The Evolved Apprentice
Source: https://mitpress.mit.edu/9780262526661/the-evolved-apprentice/ ↗
Sterelny's central argument is that what makes humans distinctive is not a single cognitive breakthrough but a package: learning in cooperative niches, extended childhood, active teaching, and the coevolution of culture and biology.
The "apprentice" model replaces both the nativist story (we are born with special modules) and the blank-slate story (culture does everything) with something more interesting — an evolved capacity for structured social learning that compounds across generations.
The book connects directly to Tomasello's work on shared intentionality and cultural cognition but frames it within a broader evolutionary ecology.

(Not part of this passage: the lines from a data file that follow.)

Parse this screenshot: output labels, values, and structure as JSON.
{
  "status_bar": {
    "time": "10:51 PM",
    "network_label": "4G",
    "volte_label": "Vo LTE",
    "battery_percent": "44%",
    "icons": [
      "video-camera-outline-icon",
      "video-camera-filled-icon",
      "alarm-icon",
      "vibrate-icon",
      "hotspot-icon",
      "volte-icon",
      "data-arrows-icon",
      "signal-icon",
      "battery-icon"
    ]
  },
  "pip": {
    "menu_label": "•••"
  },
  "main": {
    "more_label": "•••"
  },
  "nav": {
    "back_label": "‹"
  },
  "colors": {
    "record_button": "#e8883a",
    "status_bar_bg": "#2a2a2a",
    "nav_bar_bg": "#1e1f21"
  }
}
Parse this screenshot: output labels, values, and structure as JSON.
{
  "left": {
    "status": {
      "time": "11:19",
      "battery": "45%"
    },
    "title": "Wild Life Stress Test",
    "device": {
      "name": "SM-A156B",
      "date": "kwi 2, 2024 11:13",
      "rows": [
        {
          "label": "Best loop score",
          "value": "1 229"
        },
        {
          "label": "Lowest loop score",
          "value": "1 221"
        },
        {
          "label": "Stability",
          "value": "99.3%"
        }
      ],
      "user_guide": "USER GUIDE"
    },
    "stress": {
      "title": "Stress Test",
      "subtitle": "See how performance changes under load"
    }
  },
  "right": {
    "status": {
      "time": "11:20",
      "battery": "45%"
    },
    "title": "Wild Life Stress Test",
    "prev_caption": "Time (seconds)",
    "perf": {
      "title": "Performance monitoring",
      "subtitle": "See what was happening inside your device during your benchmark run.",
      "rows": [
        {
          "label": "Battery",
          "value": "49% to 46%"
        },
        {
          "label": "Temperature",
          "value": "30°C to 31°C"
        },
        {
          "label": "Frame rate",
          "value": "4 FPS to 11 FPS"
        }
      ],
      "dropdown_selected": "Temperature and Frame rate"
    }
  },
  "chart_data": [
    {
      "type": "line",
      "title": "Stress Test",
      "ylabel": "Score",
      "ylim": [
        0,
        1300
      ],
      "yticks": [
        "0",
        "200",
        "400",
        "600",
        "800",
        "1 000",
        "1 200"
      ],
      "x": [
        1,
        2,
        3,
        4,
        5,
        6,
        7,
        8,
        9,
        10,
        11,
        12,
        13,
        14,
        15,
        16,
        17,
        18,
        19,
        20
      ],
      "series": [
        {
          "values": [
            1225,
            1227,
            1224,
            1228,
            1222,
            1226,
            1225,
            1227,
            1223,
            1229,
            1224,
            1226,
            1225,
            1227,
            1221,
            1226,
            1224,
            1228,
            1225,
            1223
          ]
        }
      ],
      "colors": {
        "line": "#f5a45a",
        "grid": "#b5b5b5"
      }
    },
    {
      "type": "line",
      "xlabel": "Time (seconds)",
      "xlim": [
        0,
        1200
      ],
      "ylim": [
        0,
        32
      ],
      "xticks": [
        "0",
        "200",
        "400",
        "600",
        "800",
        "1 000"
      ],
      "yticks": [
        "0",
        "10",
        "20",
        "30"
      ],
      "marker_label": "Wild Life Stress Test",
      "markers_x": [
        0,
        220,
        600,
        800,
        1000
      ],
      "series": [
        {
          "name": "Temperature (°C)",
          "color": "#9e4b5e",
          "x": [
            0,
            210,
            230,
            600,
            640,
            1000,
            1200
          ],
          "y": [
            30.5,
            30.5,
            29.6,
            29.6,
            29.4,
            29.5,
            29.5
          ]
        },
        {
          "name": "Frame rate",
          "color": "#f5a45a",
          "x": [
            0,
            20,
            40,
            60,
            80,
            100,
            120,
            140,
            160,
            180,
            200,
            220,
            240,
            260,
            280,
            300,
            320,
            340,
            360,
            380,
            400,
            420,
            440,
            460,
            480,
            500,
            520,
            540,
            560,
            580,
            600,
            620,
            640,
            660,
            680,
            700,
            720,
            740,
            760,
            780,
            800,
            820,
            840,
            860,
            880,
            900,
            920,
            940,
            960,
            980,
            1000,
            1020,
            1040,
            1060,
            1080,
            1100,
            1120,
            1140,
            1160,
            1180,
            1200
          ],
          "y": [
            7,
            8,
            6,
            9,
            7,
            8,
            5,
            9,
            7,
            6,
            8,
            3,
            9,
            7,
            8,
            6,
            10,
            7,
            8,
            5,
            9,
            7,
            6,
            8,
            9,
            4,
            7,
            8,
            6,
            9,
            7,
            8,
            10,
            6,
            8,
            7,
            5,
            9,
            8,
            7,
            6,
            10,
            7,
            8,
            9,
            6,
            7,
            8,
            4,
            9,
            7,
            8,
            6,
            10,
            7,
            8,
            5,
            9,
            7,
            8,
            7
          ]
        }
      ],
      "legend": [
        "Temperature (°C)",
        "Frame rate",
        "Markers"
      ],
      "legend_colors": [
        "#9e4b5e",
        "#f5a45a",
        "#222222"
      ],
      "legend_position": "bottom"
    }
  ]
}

For anyone interested in how organisations transmit knowledge, how teams learn, or why human cooperation is so unusual in the animal kingdom, this is the evolutionary foundation.
Central argument
Sterelny argues that human cognitive distinctiveness is not explained by innate modules (contra nativism) nor by culture alone (contra blank-slate accounts), but by an evolved capacity for structured social learning operating within 'apprentice niches' — environments deliberately constructed by previous generations to scaffold the learning of the next. The key mechanism is the coevolution of biology and culture: extended childhood, cooperative teaching, and cumulative knowledge transmission compound across generations in ways no other species replicates. This 'apprentice model' positions humans as uniquely dependent on inherited cognitive scaffolding, not just inherited genes.
Critique
Sterelny's framework is persuasive at the species level but underspecifies the conditions under which apprentice niches break down or produce maladaptive cultural transmission — a significant gap given that not all intergenerational knowledge transfer is accurate or beneficial. The model also risks a functionalist bias: because the system has demonstrably worked over evolutionary time, there is an implicit tendency to read existing cultural scaffolding as adaptive rather than contingent or path-dependent. A critic from cultural evolutionary theory might press harder on drift, conflict, and the transmission of harmful norms as equal products of the same mechanisms.
Why it matters for product
For a CPO, Sterelny's framework reframes onboarding and team knowledge transfer not as documentation problems but as niche construction problems — the question is whether your organisation actively builds the scaffolding (tools, rituals, mentorship structures, shared decision records) that allows junior product thinkers to compound on prior learning rather than restart from scratch with each hiring cycle. It also challenges the common instinct to hire for raw cognitive talent: if human capability is fundamentally apprenticeship-dependent, then the quality of the learning environment and the deliberateness of teaching matter more than individual brilliance at the point of hire.